Upadacitinib had no effect on fertility in male or female rats at exposures up to approximately 17 and 34 times the maximum recommended human dose (MRHD) of 45 mg in males and females, respectively, on an AUC basis in a fertility and early embryonic development study. Dose‑related increases in foetal resorptions associated with post-implantation losses in this fertility study in rats were attributed to the developmental/teratogenic effects of upadacitinib. No adverse effects were observed at exposures below clinical exposure (based on AUC). Post‑implantation losses were observed at exposures 9 times the clinical exposure at the MRHD of 45 mg (based on AUC).
In animal embryo-foetal development studies, upadacitinib was teratogenic in both rats and rabbits. Upadacitinib resulted in increases in skeletal malformations in rats at 1.6, 0.8, and 0.6 times the clinical exposure (AUC-based) at the 15, 30, and 45 mg (MRHD) doses, respectively. In rabbits an increased incidence of cardiovascular malformations was observed at 15, 7.6, and 6 times the clinical exposure at the 15, 30, and 45 mg doses (AUC-based), respectively.
Following administration of upadacitinib to lactating rats, the concentrations of upadacitinib in milk over time generally paralleled those in plasma, with approximately 30‑fold higher exposure in milk relative to maternal plasma. Approximately 97% of upadacitinib-related material in milk was the parent molecule, upadacitinib.
Tablet contents
147.1 Microcrystalline cellulose
96.0 Hypromellose
100.6 Mannitol
96.0 Tartaric acid
2.4 Silica, colloidal anhydrous
7.2 Magnesium stearate
Film coating
6.53 Poly(vinyl alcohol)
3.30 Macrogol
2.41 Talc
1.56 Titanium dioxide (E171)
0.60 Iron oxide red (E172)
Not applicable.
Store below 30°C.
Store in the original blister or bottle in order to protect from moisture. Keep the bottle tightly closed.
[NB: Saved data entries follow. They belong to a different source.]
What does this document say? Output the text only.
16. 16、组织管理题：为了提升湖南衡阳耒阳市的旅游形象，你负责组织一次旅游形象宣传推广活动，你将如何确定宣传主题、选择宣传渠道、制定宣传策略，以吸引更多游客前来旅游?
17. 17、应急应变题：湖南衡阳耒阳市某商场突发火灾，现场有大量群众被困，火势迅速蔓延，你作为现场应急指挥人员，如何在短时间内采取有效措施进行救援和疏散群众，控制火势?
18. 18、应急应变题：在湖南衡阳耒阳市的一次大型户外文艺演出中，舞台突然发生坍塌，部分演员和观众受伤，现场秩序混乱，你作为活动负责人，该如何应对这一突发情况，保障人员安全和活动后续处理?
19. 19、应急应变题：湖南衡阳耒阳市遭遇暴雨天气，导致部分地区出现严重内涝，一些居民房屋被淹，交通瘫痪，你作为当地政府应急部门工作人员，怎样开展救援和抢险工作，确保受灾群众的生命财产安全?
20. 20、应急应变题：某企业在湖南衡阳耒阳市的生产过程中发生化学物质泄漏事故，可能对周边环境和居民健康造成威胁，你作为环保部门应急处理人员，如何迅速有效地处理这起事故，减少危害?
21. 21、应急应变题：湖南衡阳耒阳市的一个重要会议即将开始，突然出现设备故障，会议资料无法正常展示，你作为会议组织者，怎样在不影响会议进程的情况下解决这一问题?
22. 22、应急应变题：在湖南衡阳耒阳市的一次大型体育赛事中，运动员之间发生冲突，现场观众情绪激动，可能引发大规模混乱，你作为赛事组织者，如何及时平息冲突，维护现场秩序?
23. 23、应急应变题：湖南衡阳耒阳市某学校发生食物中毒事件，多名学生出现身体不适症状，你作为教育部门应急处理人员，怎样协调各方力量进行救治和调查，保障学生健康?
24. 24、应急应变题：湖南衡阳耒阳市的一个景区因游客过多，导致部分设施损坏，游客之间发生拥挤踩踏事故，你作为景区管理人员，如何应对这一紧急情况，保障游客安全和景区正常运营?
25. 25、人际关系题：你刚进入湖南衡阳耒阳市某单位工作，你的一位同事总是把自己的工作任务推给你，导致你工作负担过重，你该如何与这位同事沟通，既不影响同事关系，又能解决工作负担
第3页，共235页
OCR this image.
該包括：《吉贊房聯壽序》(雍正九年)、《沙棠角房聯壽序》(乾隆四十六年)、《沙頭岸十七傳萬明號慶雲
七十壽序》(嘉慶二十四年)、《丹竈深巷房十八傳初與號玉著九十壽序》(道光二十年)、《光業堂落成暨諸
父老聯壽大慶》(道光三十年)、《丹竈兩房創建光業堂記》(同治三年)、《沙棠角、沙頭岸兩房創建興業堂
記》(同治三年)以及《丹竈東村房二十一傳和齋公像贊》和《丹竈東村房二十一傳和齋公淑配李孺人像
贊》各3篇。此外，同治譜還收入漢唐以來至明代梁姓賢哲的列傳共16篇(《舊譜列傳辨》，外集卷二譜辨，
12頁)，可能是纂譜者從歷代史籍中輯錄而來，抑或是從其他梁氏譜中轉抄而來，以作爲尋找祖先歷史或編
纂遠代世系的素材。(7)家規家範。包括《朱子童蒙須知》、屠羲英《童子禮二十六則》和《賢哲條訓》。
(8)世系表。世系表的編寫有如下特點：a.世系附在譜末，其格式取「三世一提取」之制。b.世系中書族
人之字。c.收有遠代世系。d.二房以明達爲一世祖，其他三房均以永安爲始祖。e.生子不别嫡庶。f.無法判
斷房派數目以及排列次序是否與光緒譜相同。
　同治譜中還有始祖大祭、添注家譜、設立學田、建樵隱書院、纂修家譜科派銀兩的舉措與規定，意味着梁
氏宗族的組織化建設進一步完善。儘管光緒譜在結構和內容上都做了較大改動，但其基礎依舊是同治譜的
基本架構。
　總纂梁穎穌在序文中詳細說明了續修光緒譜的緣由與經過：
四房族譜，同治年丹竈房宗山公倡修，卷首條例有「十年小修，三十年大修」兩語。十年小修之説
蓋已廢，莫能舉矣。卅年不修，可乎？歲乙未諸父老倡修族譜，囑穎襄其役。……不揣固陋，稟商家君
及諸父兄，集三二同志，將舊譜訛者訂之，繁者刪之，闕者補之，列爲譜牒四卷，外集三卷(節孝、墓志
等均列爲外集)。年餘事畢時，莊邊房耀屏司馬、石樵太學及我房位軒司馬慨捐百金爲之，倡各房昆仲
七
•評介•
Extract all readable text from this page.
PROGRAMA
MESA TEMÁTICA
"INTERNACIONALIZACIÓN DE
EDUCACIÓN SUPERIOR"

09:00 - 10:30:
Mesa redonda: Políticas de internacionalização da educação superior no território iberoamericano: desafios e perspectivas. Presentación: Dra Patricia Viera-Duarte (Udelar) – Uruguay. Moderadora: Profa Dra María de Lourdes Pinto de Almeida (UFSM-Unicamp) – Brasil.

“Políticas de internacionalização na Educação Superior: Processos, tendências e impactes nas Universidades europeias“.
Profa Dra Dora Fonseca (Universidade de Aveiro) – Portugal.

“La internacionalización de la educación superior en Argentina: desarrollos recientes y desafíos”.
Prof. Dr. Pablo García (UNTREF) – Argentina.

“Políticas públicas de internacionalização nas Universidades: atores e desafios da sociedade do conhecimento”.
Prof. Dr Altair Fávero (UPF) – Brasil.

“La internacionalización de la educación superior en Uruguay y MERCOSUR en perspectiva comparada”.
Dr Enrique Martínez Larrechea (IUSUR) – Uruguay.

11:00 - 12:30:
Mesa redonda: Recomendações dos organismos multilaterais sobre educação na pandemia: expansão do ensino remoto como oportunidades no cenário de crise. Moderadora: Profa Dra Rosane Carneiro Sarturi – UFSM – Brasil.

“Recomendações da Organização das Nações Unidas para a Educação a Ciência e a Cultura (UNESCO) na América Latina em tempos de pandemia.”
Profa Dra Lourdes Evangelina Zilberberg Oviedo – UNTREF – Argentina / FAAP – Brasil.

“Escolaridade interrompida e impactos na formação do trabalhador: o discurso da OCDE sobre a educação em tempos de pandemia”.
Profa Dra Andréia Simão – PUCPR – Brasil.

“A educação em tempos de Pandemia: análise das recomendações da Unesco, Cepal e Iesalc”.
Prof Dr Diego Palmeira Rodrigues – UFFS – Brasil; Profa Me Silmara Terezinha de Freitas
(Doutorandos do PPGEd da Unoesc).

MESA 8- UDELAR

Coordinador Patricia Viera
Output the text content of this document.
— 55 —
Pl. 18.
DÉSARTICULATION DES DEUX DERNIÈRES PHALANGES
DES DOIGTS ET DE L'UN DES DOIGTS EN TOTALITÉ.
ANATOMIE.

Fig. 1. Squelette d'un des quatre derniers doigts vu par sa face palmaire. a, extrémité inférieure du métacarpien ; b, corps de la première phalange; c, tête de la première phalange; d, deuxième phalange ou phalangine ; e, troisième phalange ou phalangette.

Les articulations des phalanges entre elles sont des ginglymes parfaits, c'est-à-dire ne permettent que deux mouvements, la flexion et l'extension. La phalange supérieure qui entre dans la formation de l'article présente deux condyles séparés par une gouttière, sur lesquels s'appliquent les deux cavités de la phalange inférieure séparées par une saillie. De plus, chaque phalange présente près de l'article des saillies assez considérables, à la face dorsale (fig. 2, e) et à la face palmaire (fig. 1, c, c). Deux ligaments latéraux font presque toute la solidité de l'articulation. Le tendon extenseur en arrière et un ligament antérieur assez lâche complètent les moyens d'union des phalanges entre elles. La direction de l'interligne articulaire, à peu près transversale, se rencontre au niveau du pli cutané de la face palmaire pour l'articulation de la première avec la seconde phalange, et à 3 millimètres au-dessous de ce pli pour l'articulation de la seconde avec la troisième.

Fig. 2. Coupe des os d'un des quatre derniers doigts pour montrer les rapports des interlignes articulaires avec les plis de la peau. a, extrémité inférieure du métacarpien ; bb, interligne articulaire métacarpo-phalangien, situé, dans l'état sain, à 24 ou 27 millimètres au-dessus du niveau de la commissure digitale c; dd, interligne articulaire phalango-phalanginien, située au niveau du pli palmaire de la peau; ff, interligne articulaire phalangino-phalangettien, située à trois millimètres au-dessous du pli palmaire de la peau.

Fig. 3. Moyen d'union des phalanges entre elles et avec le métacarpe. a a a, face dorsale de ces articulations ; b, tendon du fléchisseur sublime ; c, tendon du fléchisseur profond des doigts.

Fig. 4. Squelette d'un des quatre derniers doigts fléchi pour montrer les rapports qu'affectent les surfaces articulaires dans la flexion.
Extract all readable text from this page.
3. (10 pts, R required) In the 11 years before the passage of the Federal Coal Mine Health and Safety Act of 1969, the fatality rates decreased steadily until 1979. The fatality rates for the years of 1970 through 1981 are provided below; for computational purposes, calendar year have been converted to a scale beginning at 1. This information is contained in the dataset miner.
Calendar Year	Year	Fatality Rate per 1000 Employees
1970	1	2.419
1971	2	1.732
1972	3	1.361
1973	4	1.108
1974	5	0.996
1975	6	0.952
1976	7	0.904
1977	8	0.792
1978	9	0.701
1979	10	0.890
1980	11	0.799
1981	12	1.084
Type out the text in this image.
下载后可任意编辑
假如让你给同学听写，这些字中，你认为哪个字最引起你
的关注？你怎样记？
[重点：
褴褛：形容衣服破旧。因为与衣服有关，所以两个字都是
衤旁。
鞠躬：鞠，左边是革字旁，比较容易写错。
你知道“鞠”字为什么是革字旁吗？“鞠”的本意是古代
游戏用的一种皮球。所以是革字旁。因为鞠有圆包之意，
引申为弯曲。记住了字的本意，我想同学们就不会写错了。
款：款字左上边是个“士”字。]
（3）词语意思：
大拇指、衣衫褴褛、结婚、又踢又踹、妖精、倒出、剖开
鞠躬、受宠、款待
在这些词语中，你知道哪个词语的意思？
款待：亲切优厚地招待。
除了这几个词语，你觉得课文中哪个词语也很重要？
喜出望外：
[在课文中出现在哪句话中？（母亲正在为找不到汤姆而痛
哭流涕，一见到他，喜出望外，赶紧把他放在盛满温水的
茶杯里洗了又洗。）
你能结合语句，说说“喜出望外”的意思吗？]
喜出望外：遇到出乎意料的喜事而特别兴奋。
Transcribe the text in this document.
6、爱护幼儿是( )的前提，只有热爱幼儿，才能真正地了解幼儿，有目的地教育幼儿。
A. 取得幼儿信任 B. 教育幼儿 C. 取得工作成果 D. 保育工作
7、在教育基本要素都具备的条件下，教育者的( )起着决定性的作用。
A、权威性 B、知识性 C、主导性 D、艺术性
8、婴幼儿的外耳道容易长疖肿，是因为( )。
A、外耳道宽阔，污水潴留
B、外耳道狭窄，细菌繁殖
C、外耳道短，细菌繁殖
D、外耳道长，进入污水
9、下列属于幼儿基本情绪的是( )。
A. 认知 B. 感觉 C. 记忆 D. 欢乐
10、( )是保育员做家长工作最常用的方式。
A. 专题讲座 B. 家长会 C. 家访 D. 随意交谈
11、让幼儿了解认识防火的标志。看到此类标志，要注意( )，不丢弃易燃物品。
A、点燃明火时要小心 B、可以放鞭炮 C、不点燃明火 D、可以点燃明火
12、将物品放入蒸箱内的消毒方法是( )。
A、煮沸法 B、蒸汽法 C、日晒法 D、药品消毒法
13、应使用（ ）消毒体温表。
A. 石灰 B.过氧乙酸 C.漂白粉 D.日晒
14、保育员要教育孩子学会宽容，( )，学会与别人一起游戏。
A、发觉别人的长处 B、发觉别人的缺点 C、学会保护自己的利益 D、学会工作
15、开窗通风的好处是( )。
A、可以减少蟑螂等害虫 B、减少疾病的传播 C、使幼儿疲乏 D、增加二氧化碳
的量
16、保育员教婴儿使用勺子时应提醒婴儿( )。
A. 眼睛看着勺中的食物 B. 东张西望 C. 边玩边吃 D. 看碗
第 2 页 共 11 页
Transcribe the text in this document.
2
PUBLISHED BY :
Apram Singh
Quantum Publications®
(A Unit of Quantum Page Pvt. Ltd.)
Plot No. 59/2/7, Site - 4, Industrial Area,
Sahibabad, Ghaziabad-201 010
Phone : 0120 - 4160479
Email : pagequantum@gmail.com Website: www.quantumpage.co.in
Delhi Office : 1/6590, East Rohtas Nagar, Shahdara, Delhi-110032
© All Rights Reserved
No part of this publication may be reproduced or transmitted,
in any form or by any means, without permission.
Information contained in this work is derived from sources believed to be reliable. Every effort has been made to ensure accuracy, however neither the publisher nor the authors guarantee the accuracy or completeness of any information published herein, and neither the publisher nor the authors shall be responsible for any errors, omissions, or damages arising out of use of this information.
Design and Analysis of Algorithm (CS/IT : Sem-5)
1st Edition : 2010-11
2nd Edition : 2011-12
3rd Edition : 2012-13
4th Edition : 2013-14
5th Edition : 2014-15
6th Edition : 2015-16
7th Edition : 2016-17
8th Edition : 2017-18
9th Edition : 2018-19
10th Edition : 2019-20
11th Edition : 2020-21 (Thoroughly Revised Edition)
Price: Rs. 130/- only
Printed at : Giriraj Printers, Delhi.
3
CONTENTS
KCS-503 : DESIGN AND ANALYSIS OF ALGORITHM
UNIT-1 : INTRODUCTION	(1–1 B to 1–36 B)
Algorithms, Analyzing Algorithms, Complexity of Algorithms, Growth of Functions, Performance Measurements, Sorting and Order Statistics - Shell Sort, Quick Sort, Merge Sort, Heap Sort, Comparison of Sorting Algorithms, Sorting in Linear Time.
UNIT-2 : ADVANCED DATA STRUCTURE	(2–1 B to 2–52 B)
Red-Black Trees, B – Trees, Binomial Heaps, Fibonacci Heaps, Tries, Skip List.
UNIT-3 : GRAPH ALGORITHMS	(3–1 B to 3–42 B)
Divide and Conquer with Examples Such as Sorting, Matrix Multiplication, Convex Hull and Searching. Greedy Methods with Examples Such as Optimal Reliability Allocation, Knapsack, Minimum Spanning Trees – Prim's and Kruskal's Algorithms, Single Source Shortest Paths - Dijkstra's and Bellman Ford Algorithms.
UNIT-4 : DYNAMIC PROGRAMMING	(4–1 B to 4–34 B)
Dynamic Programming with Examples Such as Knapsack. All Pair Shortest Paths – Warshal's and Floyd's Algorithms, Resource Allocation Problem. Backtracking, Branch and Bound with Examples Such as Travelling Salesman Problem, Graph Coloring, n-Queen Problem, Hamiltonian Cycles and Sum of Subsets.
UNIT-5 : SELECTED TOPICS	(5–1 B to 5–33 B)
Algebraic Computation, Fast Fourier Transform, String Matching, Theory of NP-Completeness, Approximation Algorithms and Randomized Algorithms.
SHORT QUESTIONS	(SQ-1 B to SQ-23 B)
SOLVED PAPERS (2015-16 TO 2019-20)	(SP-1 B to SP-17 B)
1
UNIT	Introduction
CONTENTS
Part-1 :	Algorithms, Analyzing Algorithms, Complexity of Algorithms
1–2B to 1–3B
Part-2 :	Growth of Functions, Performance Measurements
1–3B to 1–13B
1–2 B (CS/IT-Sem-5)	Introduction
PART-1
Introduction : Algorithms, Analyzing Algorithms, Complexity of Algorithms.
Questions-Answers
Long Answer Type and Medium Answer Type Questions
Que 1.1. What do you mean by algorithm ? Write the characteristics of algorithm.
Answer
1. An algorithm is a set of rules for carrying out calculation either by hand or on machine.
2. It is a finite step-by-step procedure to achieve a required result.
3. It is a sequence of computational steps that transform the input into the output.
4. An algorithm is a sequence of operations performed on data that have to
RINVOQ 30 mg prolonged‑release tablets
HDPE bottles with desiccant and polypropylene cap in carton containing 30 prolonged-release tablets.
Pack size: 1 bottle (30 prolonged-release tablets) or 3 bottles (90 prolonged-release tablets).
Not all pack sizes may be marketed.
Any unused medicinal product or waste material should be disposed of in accordance with local requirements.